Archive for January, 2008

Rad Bod

I don’t want to be controversial I just want me.  I want myself so bad it feels good (so hot its cold and vice versa).

“Must be nice to get paid for sitting on your ass.”

“Get up and work!”

I don’t know what would happen if we kissed so I’m not even going to begin to think about it.  I thought that you might be tired of me and that made me tired of you so I just forgot about it and had a pleasant time.  I almost got it and then I didn’t and then I did.  Maybe this is all going by too fast.  What happened to the art?

Darling, Pardon my Confusion

And the green faced woman tried touching my altered hair. Should I be scared or should I be disturbed. Either way they’ll never be happy.  Thank God for the people who are straight minded and are able to voice what I wish I could voice!  I know exactly what this body of mine wants. But I don’t want people to think I’m crazy, so what I want will be my cleansing secret.
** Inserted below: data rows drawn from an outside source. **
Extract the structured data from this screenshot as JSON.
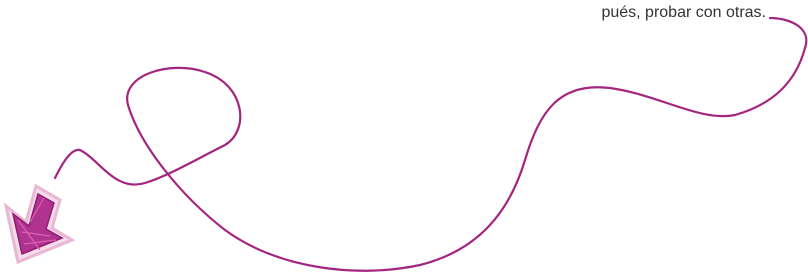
{
  "text": "pués, probar con otras."
}
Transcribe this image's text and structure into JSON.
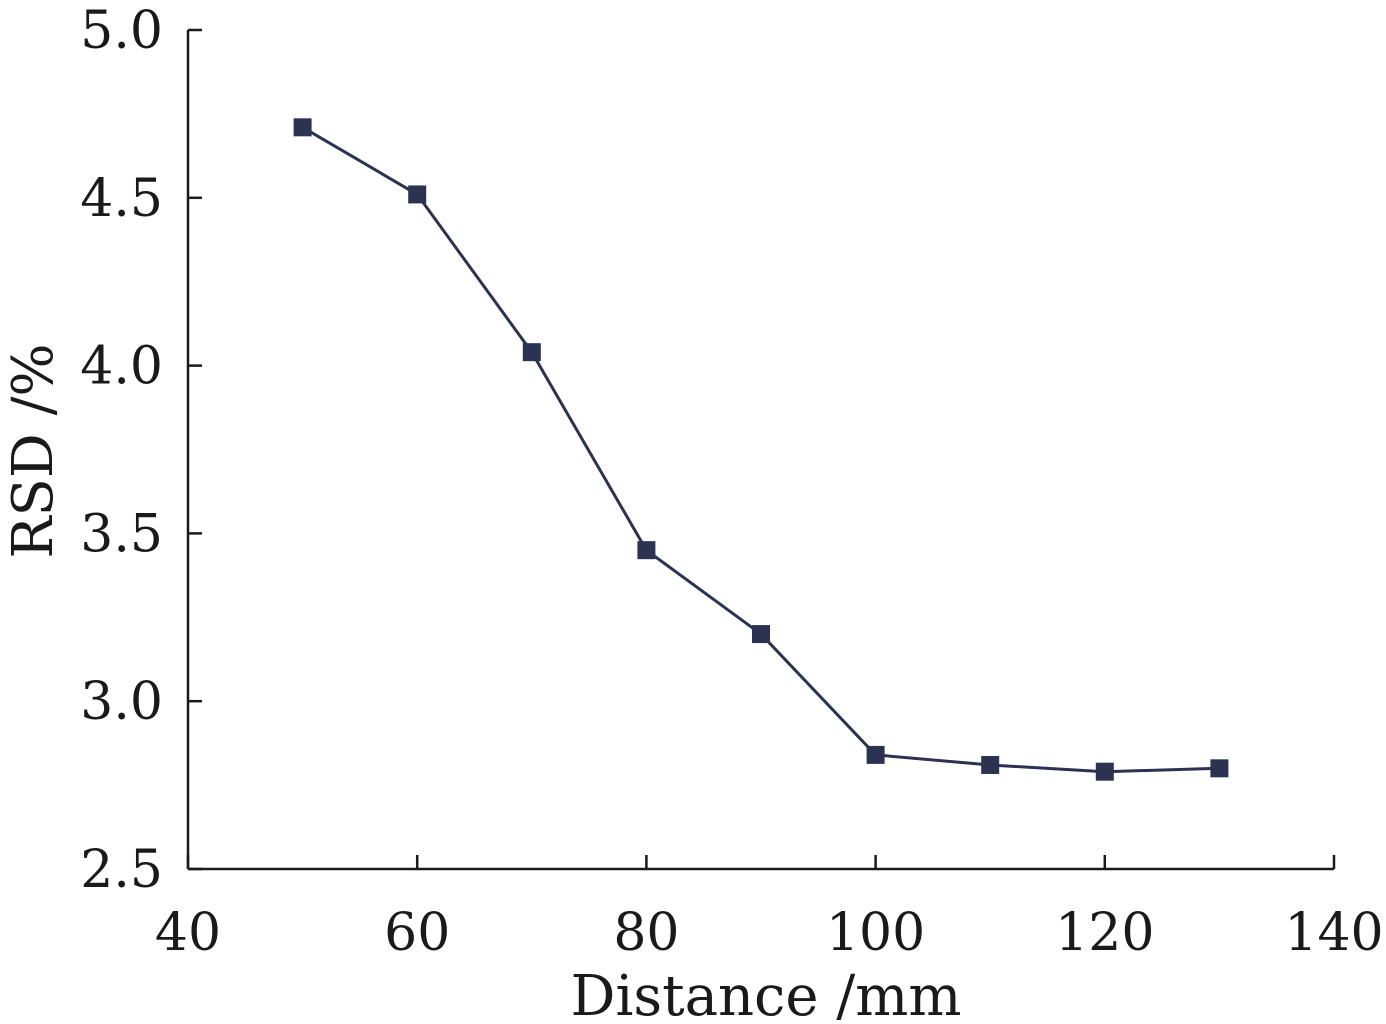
{
  "chart_data": {
    "type": "line",
    "title": "",
    "xlabel": "Distance /mm",
    "ylabel": "RSD /%",
    "xlim": [
      40,
      140
    ],
    "ylim": [
      2.5,
      5.0
    ],
    "x_ticks": [
      40,
      60,
      80,
      100,
      120,
      140
    ],
    "y_ticks": [
      "2.5",
      "3.0",
      "3.5",
      "4.0",
      "4.5",
      "5.0"
    ],
    "grid": false,
    "legend": "none",
    "series": [
      {
        "marker": "square",
        "color": "#2b3252",
        "x": [
          50,
          60,
          70,
          80,
          90,
          100,
          110,
          120,
          130
        ],
        "y": [
          4.71,
          4.51,
          4.04,
          3.45,
          3.2,
          2.84,
          2.81,
          2.79,
          2.8
        ]
      }
    ]
  }
}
Sometimes I feel so suppressed, so inside out.  I want to go to a movie by myself, I want to eat at a fancy restaurant by myself.  But tonight the gateway to the end of my suppression was a dandy little thing called internetz and the secondhand CD from my mom.

And I just want to sit and talk about the weather and how we feel.  We could even have a girl talk if you want.  I don’t know why I’m proud of that but I can’t help it anymore can I?


The Teller

I'm nothing like this in real time, I'm nothing like what I want to be and I don't know what I want to be. I can tell you the difference between life and art and I can scream your name if thats what you please. I'm not a big fan of this, I watch too much tv and rarely read the last page of novels or novelettes. You interest me. I examine the meaning of dreams, life's follies, and what my heart tries to tell me. This is what I've figured out so far.